Thank you, and yes DH will continue to try. Fingers crossed one day we will turn a corner.

OP posts:
Illpickthatup · 09/09/2024 21:43

TheCultureHusks · 09/09/2024 19:06

Just very odd phrasing. Birth mum is usually used for a situation like adoption. These women are just the mums of their kids… normal mums?

It's a commonly used term on step-parenting groups. I don't know why people get their knickers in a twist about it every time on MN.

babasaclover · 09/09/2024 22:04

You sound a lovely caring stepmother thank you for putting so much effort into the relationships with both children. Hopefully things will change in the future. Perhaps the young child is at a funny age? Hormones kicking at seven I believe.

Always continue to try when they are older they will come around and they will remember that you tried Flowers

OhcantthInkofaname · 09/09/2024 22:04

I'm not sure mom #2 isn't the problem. You have done things to please S2 for years. It's not fair for S1 to do all of the traveling. Have S1 travel twice per year. If S2 doesn't want to go with you that's his problem.

Goldbar · 09/09/2024 22:16

OhcantthInkofaname · 09/09/2024 22:04

I'm not sure mom #2 isn't the problem. You have done things to please S2 for years. It's not fair for S1 to do all of the traveling. Have S1 travel twice per year. If S2 doesn't want to go with you that's his problem.

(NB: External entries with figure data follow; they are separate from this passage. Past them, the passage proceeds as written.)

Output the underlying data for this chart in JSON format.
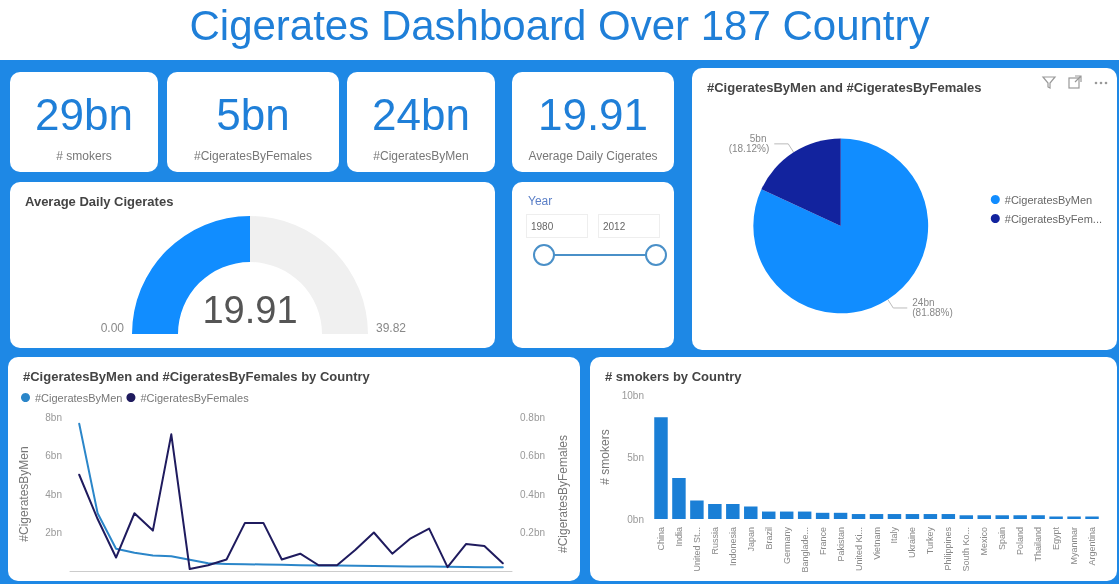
{
  "chart_data": [
    {
      "type": "other",
      "title": "Cigerates Dashboard Over 187 Country",
      "annotations": [
        "29bn",
        "# smokers",
        "5bn",
        "#CigeratesByFemales",
        "24bn",
        "#CigeratesByMen",
        "19.91",
        "Average Daily Cigerates"
      ]
    },
    {
      "type": "donut",
      "title": "Average Daily Cigerates",
      "categories": [
        null,
        null
      ],
      "values": [
        50,
        50
      ],
      "colors": [
        "#118dff",
        "#f0f0f0"
      ],
      "annotations": [
        "0.00",
        "19.91",
        "39.82"
      ]
    },
    {
      "type": "other",
      "title": "Year",
      "annotations": [
        "1980",
        "2012"
      ]
    },
    {
      "type": "pie",
      "title": "#CigeratesByMen and #CigeratesByFemales",
      "categories": [
        "#CigeratesByMen",
        "#CigeratesByFem..."
      ],
      "values": [
        81.88,
        18.12
      ],
      "colors": [
        "#118dff",
        "#12239e"
      ],
      "value_labels": [
        "24bn (81.88%)",
        "5bn (18.12%)"
      ],
      "legend": "right"
    },
    {
      "type": "line",
      "title": "#CigeratesByMen and #CigeratesByFemales by Country",
      "ylabel": "#CigeratesByMen",
      "y2label": "#CigeratesByFemales",
      "categories": [
        null,
        null,
        null,
        null,
        null,
        null,
        null,
        null,
        null,
        null,
        null,
        null,
        null,
        null,
        null,
        null,
        null,
        null,
        null,
        null,
        null,
        null,
        null,
        null
      ],
      "series": [
        {
          "name": "#CigeratesByMen",
          "color": "#2b86c9",
          "values": [
            7.65,
            3.0,
            1.16,
            0.95,
            0.81,
            0.77,
            0.58,
            0.4,
            0.37,
            0.35,
            0.34,
            0.32,
            0.3,
            0.29,
            0.28,
            0.27,
            0.26,
            0.25,
            0.24,
            0.23,
            0.22,
            0.21,
            0.2,
            0.2
          ]
        },
        {
          "name": "#CigeratesByFemales",
          "color": "#1f1b5e",
          "axis": "y2",
          "values": [
            0.5,
            0.27,
            0.07,
            0.3,
            0.21,
            0.71,
            0.01,
            0.03,
            0.06,
            0.25,
            0.25,
            0.06,
            0.09,
            0.03,
            0.03,
            0.11,
            0.2,
            0.09,
            0.17,
            0.22,
            0.02,
            0.14,
            0.13,
            0.04
          ]
        }
      ],
      "ylim": [
        0,
        8
      ],
      "yticks": [
        {
          "value": 2,
          "label": "2bn"
        },
        {
          "value": 4,
          "label": "4bn"
        },
        {
          "value": 6,
          "label": "6bn"
        },
        {
          "value": 8,
          "label": "8bn"
        }
      ],
      "y2lim": [
        0,
        0.8
      ],
      "y2ticks": [
        {
          "value": 0.2,
          "label": "0.2bn"
        },
        {
          "value": 0.4,
          "label": "0.4bn"
        },
        {
          "value": 0.6,
          "label": "0.6bn"
        },
        {
          "value": 0.8,
          "label": "0.8bn"
        }
      ],
      "legend": "top left",
      "marker": "none",
      "tick_labels": "y"
    },
    {
      "type": "bar",
      "title": "# smokers by Country",
      "ylabel": "# smokers",
      "color": "#1a7fd6",
      "categories": [
        "China",
        "India",
        "United St...",
        "Russia",
        "Indonesia",
        "Japan",
        "Brazil",
        "Germany",
        "Banglade...",
        "France",
        "Pakistan",
        "United Ki...",
        "Vietnam",
        "Italy",
        "Ukraine",
        "Turkey",
        "Philippines",
        "South Ko...",
        "Mexico",
        "Spain",
        "Poland",
        "Thailand",
        "Egypt",
        "Myanmar",
        "Argentina"
      ],
      "values": [
        8.2,
        3.3,
        1.5,
        1.2,
        1.2,
        1.0,
        0.6,
        0.6,
        0.6,
        0.5,
        0.5,
        0.4,
        0.4,
        0.4,
        0.4,
        0.4,
        0.4,
        0.3,
        0.3,
        0.3,
        0.3,
        0.3,
        0.2,
        0.2,
        0.2
      ],
      "ylim": [
        0,
        10
      ],
      "yticks": [
        {
          "value": 0,
          "label": "0bn"
        },
        {
          "value": 5,
          "label": "5bn"
        },
        {
          "value": 10,
          "label": "10bn"
        }
      ]
    }
  ]
}
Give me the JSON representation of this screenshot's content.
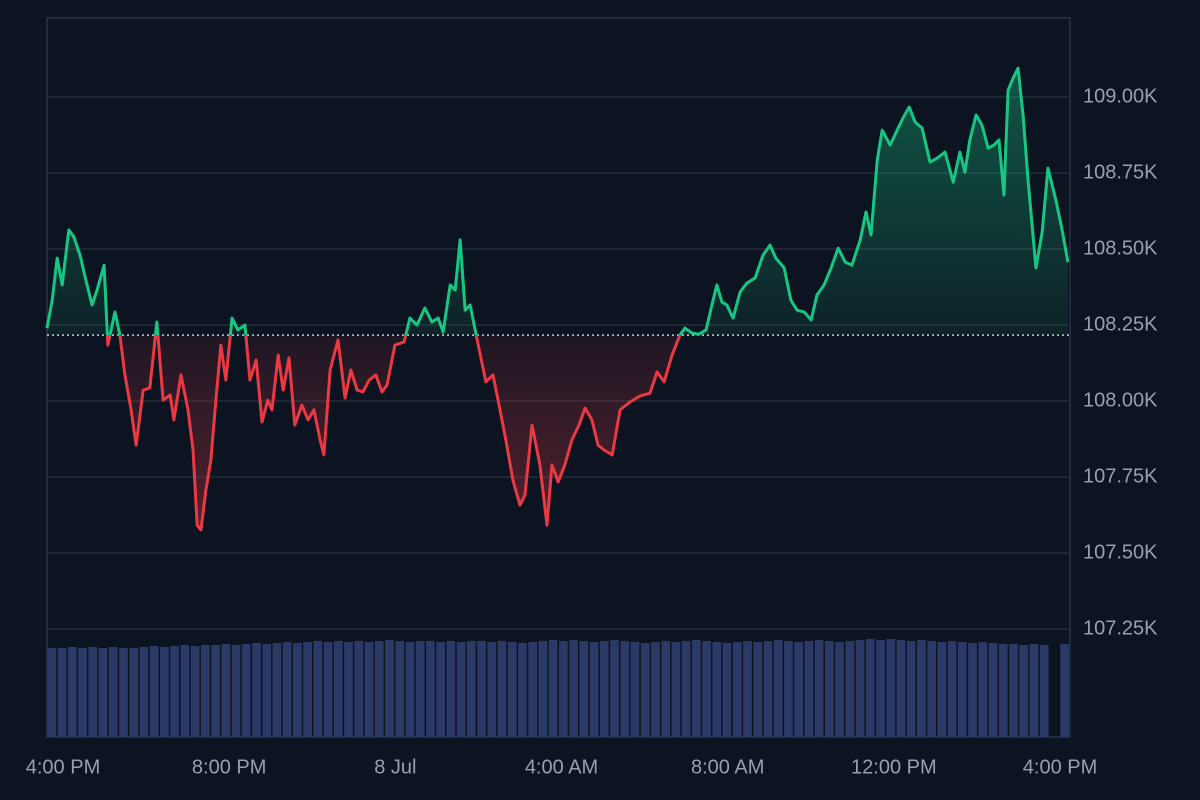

But S2 shouldn't have to travel 400 miles to see a parent who lives 45 miles away. That seems to me to be the heart of the problem. I'm all for taking children's wishes into account but I really don't understand why S2 has been allowed to refuse contact with an apparently loving dad in this way by all the adults involved, unless the half-sibling is present, unless there is a lot more to the story.

Doingmybest12 · 09/09/2024 22:38

It's great that the half siblings have a relationship. I'd wonder about moving to more of a school holiday arrangement for longer periods and video calls at other times with sibling and then encourage more 1:1 with the dad and each child. Though it's for him to take the lead. Your post is full of 'we' , what do the children want from their relationship with you and from their dad separately?